I am planning to make what the fishermen used to do, cook the fish for perhaps a minute, scrape off all the meat for later, then simmer the carcass for half an hour (and now I realize one is too little), then add aromatics, tomatoes, shrimp, cod, scallops, saffron (all are stuff I have readily at home) and herbs. And maybe a tiny bit of potatoes. A mix between cioppino and bouillabaisse, I guess.
I made the bouillabaise-cioppino hybrid soup. I didn’t have scallop on hand- just the carcass, shrimps and cod fillet. It tasted pretty good. I think I could use more than a carcass. Or I added too much water.

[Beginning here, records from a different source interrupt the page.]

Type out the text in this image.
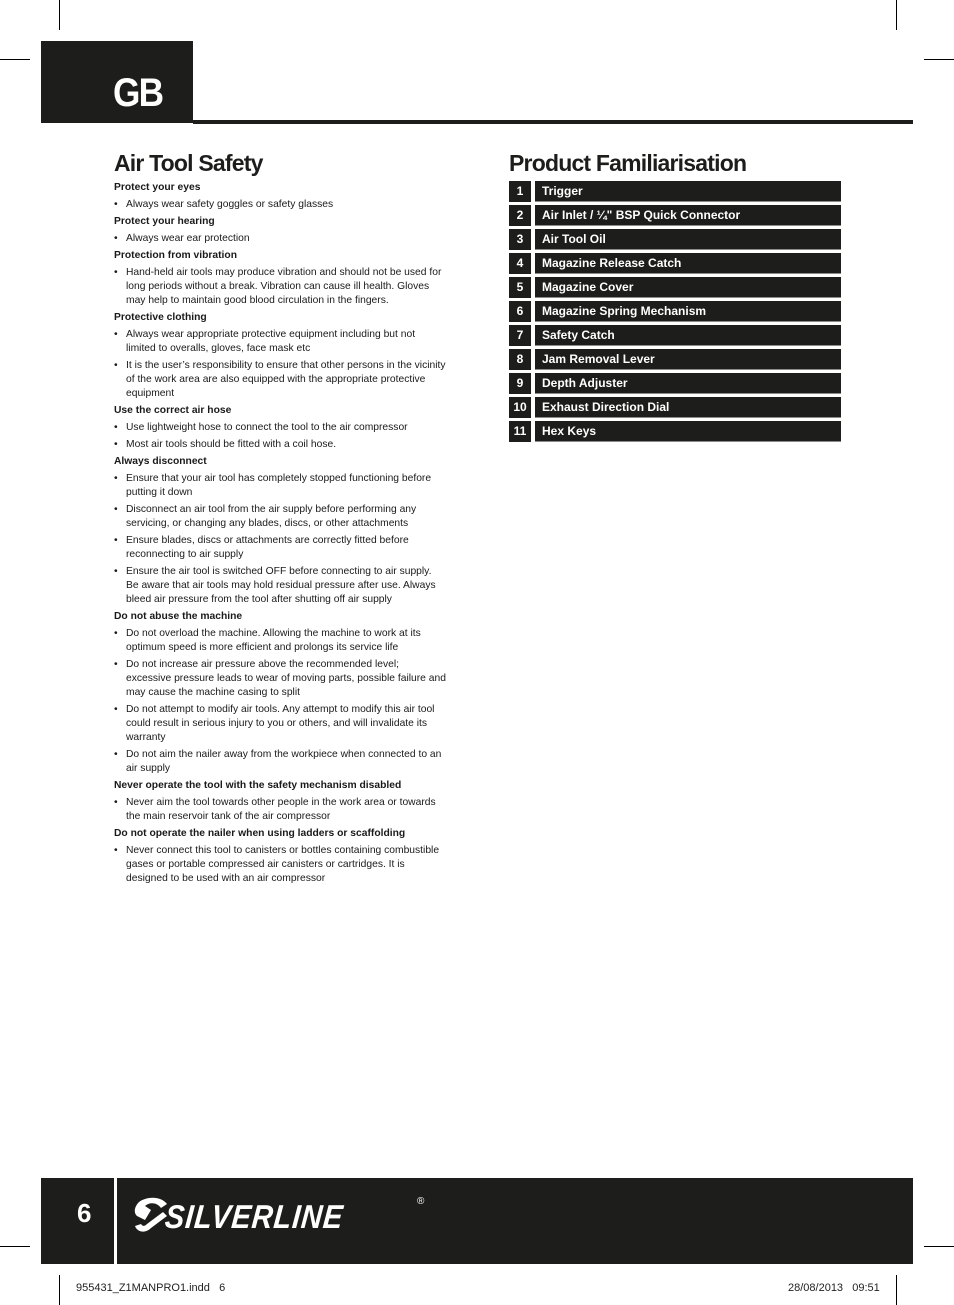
GB
Air Tool Safety
Protect your eyes
• Always wear safety goggles or safety glasses
Protect your hearing
• Always wear ear protection
Protection from vibration
• Hand-held air tools may produce vibration and should not be used for long periods without a break. Vibration can cause ill health. Gloves may help to maintain good blood circulation in the fingers.
Protective clothing
• Always wear appropriate protective equipment including but not limited to overalls, gloves, face mask etc
• It is the user’s responsibility to ensure that other persons in the vicinity of the work area are also equipped with the appropriate protective equipment
Use the correct air hose
• Use lightweight hose to connect the tool to the air compressor
• Most air tools should be fitted with a coil hose.
Always disconnect
• Ensure that your air tool has completely stopped functioning before putting it down
• Disconnect an air tool from the air supply before performing any servicing, or changing any blades, discs, or other attachments
• Ensure blades, discs or attachments are correctly fitted before reconnecting to air supply
• Ensure the air tool is switched OFF before connecting to air supply. Be aware that air tools may hold residual pressure after use. Always bleed air pressure from the tool after shutting off air supply
Do not abuse the machine
• Do not overload the machine. Allowing the machine to work at its optimum speed is more efficient and prolongs its service life
• Do not increase air pressure above the recommended level; excessive pressure leads to wear of moving parts, possible failure and may cause the machine casing to split
• Do not attempt to modify air tools. Any attempt to modify this air tool could result in serious injury to you or others, and will invalidate its warranty
• Do not aim the nailer away from the workpiece when connected to an air supply
Never operate the tool with the safety mechanism disabled
• Never aim the tool towards other people in the work area or towards the main reservoir tank of the air compressor
Do not operate the nailer when using ladders or scaffolding
• Never connect this tool to canisters or bottles containing combustible gases or portable compressed air canisters or cartridges. It is designed to be used with an air compressor
Product Familiarisation
1	Trigger
2	Air Inlet / ¼" BSP Quick Connector
3	Air Tool Oil
4	Magazine Release Catch
5	Magazine Cover
6	Magazine Spring Mechanism
7	Safety Catch
8	Jam Removal Lever
9	Depth Adjuster
10	Exhaust Direction Dial
11	Hex Keys
6 SILVERLINE	®
955431_Z1MANPRO1.indd   6	28/08/2013   09:51
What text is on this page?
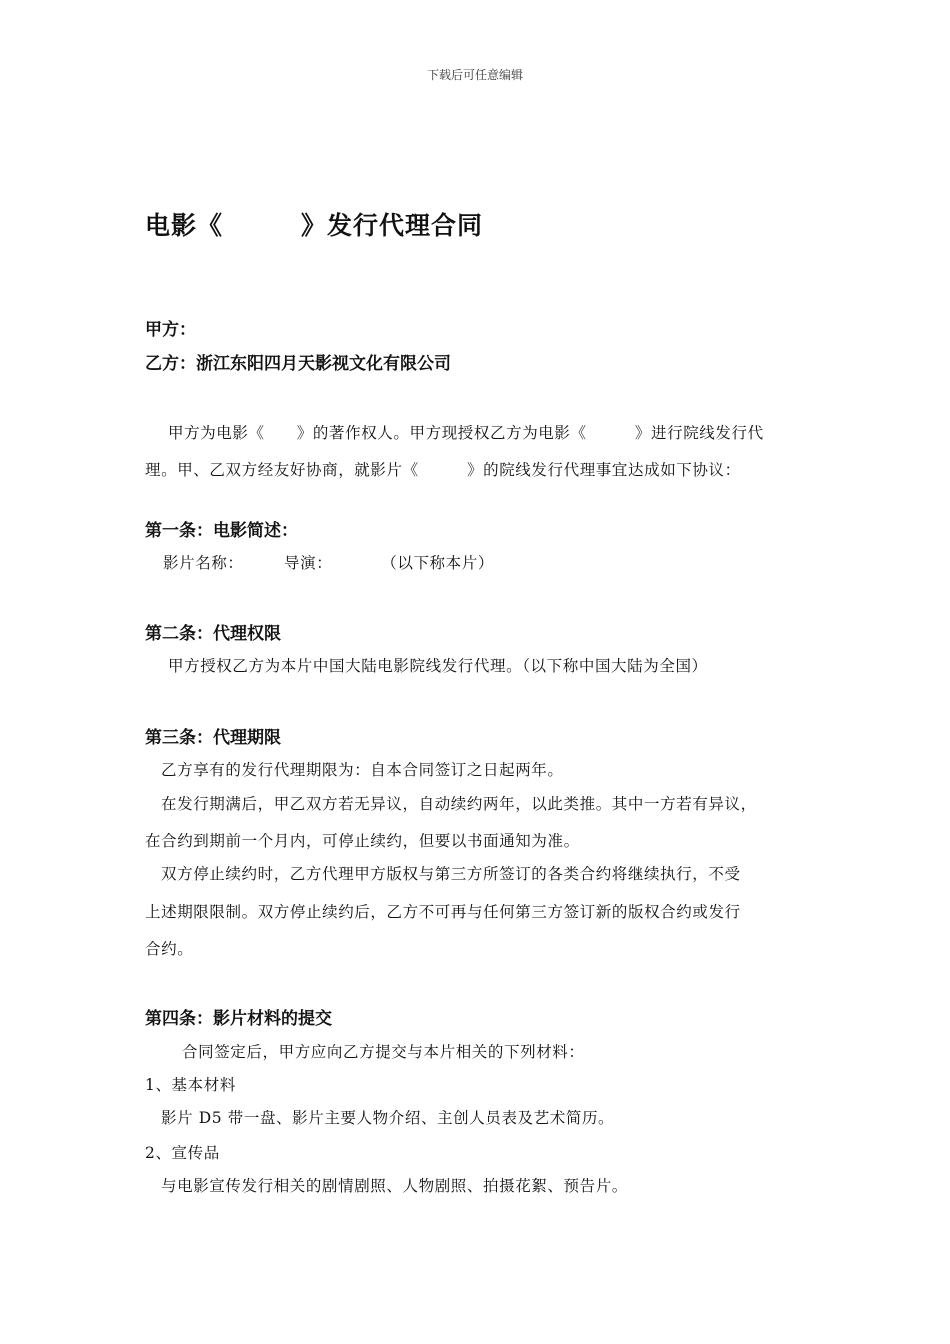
下载后可任意编辑
电影《　　　》发行代理合同
甲方：
乙方：浙江东阳四月天影视文化有限公司
甲方为电影《　　》的著作权人。甲方现授权乙方为电影《　　　》进行院线发行代
理。甲、乙双方经友好协商，就影片《　　　》的院线发行代理事宜达成如下协议：
第一条：电影简述：
影片名称：　　　导演：　　　　（以下称本片）
第二条：代理权限
甲方授权乙方为本片中国大陆电影院线发行代理。（以下称中国大陆为全国）
第三条：代理期限
乙方享有的发行代理期限为：自本合同签订之日起两年。
在发行期满后，甲乙双方若无异议，自动续约两年，以此类推。其中一方若有异议，
在合约到期前一个月内，可停止续约，但要以书面通知为准。
双方停止续约时，乙方代理甲方版权与第三方所签订的各类合约将继续执行，不受
上述期限限制。双方停止续约后，乙方不可再与任何第三方签订新的版权合约或发行
合约。
第四条：影片材料的提交
合同签定后，甲方应向乙方提交与本片相关的下列材料：
1、基本材料
影片 D5 带一盘、影片主要人物介绍、主创人员表及艺术简历。
2、宣传品
与电影宣传发行相关的剧情剧照、人物剧照、拍摄花絮、预告片。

I put the cod fillet in at the end. But if I am to make the soup again, I will saute the cod elsewhere and add to the soup when the soup is already in a bowl. Cooking the cod in the soup make the cod really bland, and eventually overcooked in the hot soup.
I have tried using the fillets of fresh red mullet and mackerel, simmered for 5-7 minutes in the soup before serving instantly. Mackerel has a stronger character turned out more suitable than mullet. On the whole, the soup was very good and worth the trouble. I wanted to add mussels, but due to the snow transport problem, there was nothing in the shop.
Using 20+ heads, I have made 6 big bowls of soup, pretty economic! Now I need to wait several months to collect enough heads for my next soup.